The decision was applauded by retailers, libraries and others who said a ruling the other way would have caused chaos in their operations. Justice Stephen G. Breyer, who wrote the court’s opinion, said retailers imported more than $2.3 trillion worth of goods in 2011, and many were purchased abroad for resale here.
But the Software & Information Industry Association warned that the ruling would send a “tremor through the publishing industries” and would harm U.S. businesses and consumers around the world.
“The practical result may very well be that consumers and students abroad will see dramatic price increases or entirely lose their access to valuable U.S. resources created specifically for them,” the association’s general counsel, Keith Kupferschmid, said in a statement.
Textbook publishers had told the court that some versions of books were priced more cheaply overseas because they would simply be too expensive in other economies.
The case before the court involved Supap Kirtsaeng, a Thai student who took advantage of those different pricing schemes when he came to the United States for college.
To partly finance his studies at Cornell University and the University of Southern California, Kirtsaeng recruited friends and family members to buy the cheaper textbooks in Thailand and ship them to the United States, where he sold them on eBay and elsewhere.
Textbook publisher John Wiley & Sons said Kirtsaeng’s unauthorized importation and sale of its books amounted to copyright infringement. It said the normal “first sale” rules — under which people who buy something may resell or otherwise dispose of it as they wish — do not apply to goods produced overseas specifically for sale there.
The U.S. Court of Appeals for the 2nd Circuit in New York agreed and upheld a $600,000 judgment against Kirtsaeng.
The Supreme Court’s decision Tuesday reversed that. “Reliance upon the ‘first sale’ doctrine is deeply embedded in the practices of those, such as book sellers, libraries, museums, and retailers, who have long relied upon its protection,” Breyer wrote.
The court was essentially reviewing five words in the federal Copyright Act: “lawfully made under this title.” Some lower courts and the Obama administration said that did not cover goods made abroad.
But Breyer said a careful reading of the law did not show that geography mattered. He was joined by Chief Justice John G. Roberts Jr. and Justices Clarence Thomas, Samuel A. Alito Jr., Sonia Sotomayor and Elena Kagan.
Breyer noted a number of concerns that had been lodged with the court. Many library books are printed overseas, he said, and a “geographical interpretation” could have created significant uncertainty about lending them without permission.
Retailers and used-book sellers were also concerned, he said, and software contained in automobiles, microwaves, mobile phones and computers is often produced overseas.
“A geographical interpretation would prevent the resale of, say, a car, without the permission of the holder of each copyright on each piece of copyrighted automobile software,” Breyer wrote.
Justices Ruth Bader Ginsburg, Antonin Scalia and Anthony M. Kennedy dissented.
Ginsburg said the majority’s “stunning” interpretation of the Copyright Act is “at odds with Congress’ aim to protect copyright owners against the unauthorized importation of low-priced, foreign made copies of their copyrighted works.”
The court considered a similar case about two years ago.

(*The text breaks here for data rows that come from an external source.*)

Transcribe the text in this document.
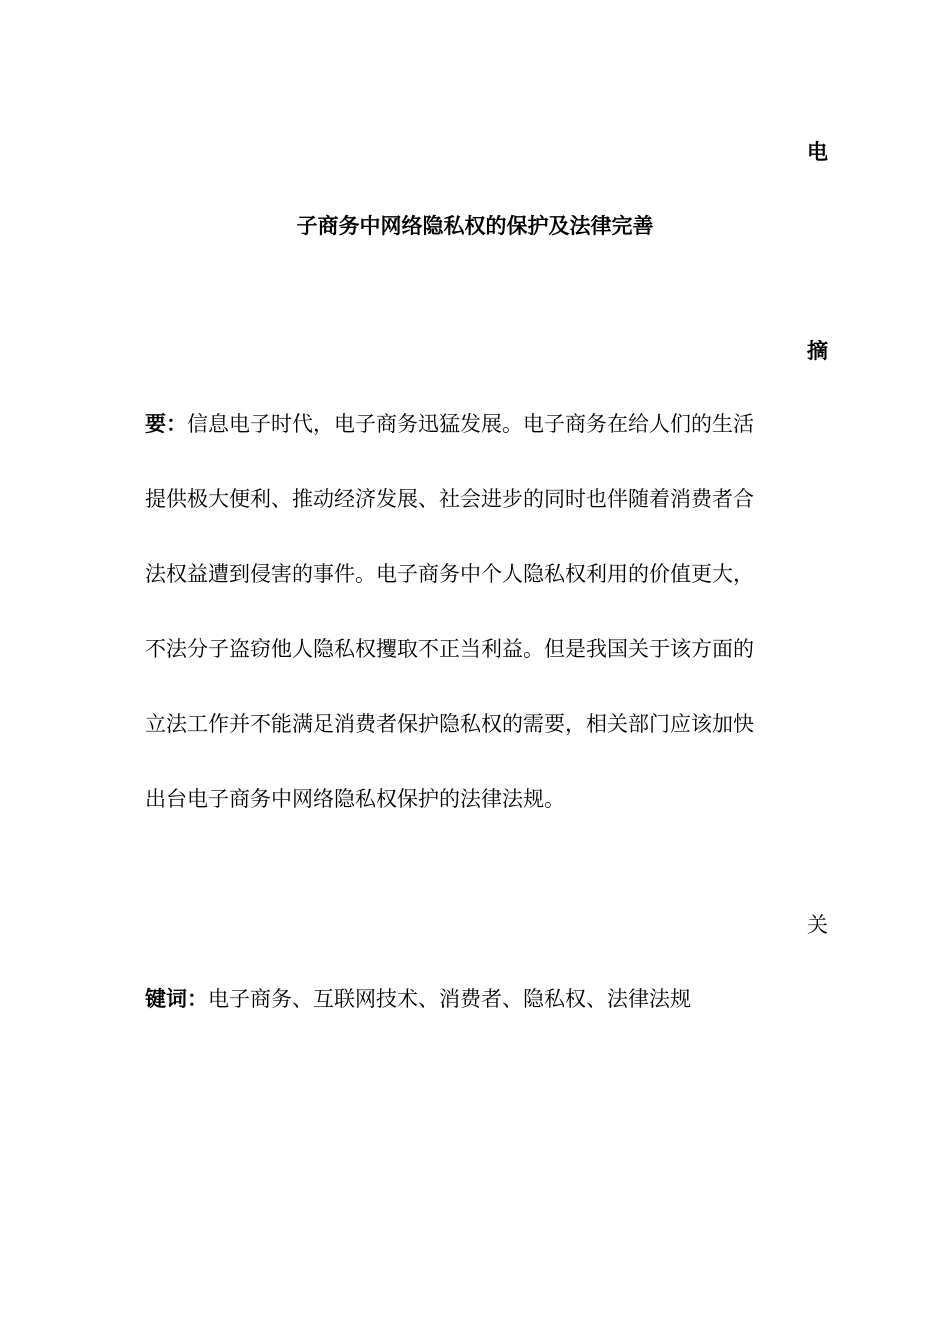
电
子商务中网络隐私权的保护及法律完善
摘
要：信息电子时代，电子商务迅猛发展。电子商务在给人们的生活
提供极大便利、推动经济发展、社会进步的同时也伴随着消费者合
法权益遭到侵害的事件。电子商务中个人隐私权利用的价值更大，
不法分子盗窃他人隐私权攫取不正当利益。但是我国关于该方面的
立法工作并不能满足消费者保护隐私权的需要，相关部门应该加快
出台电子商务中网络隐私权保护的法律法规。
关
键词：电子商务、互联网技术、消费者、隐私权、法律法规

But Kagan was recused because of her work as President Obama’s solicitor general, and the court deadlocked 4 to 4. The court did not disclose how individual justices voted in that case. Tuesday’s 6 to 3 vote indicates that at least one justice changed his or her vote to join the majority.
The case is
Kirtsaeng v. John Wiley & Sons
In a second business case decided Tuesday, the court was unanimous. It said a plaintiff could not direct a class-action suit from federal court to a more friendly state court by stipulating that damages would be less than $5 million.
That is the threshold set by the Class Action Fairness Act that gives federal courts jurisdiction over class actions. Many plaintiffs would rather have their cases heard in more generous state courts, and one strategy used by trial lawyers is to stipulate that they will not seek more than $5 million.
But Breyer, again writing for the court, said that “a plaintiff who files a proposed class action cannot legally bind members of the proposed class before the class is certified.”
The proposed class action was brought by Arkansan Greg Knowles against Standard Fire Insurance Company. Knowles’s home was damaged by a hailstorm, and he alleged that the company did not fully reimburse him and others for losses.
The case is Standard Fire Insurance Co. v. Knowles.